Há cerca de um ano eu desenvolvi gosto pela fotografia. Começou como um hobby, acabou se tornando obsessão e cheguei a fazer alguns cursos sobre história da arte, para entender mais sobre composições de imagens, harmonia de cores, proporções, perspectivas, coisas assim.

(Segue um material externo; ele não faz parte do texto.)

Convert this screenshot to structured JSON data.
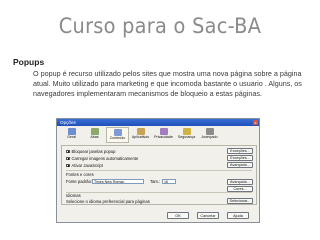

Então tive a ideia de compreender as circunstâncias atuais da tributação brasileira a partir do olhar fotográfico. Aconteceu depois de uma aula sobre Caravaggio, o estilo barroco e, principalmente, a pintura “As meninas” de Diego Velázquez, que propôs uma verdadeira revolução na perspectiva da imagem. Puxem aí na internet, vale a pena dar uma olhada. Velázquez não retrata o Rei Filipe IV, da Espanha, pelo modo mais usual e esperado, mas sim pela perspectiva do próprio modelo. Notem que o Rei Filipe está posicionado atrás do quadro, consegue enxergar a si mesmo ao fundo, pelo espelho, e vê o pintor que o está retratando, que é o próprio Velázquez. O mais importante era o olhar do rei, não o rei. Obra brilhante, ícone da pintura ocidental.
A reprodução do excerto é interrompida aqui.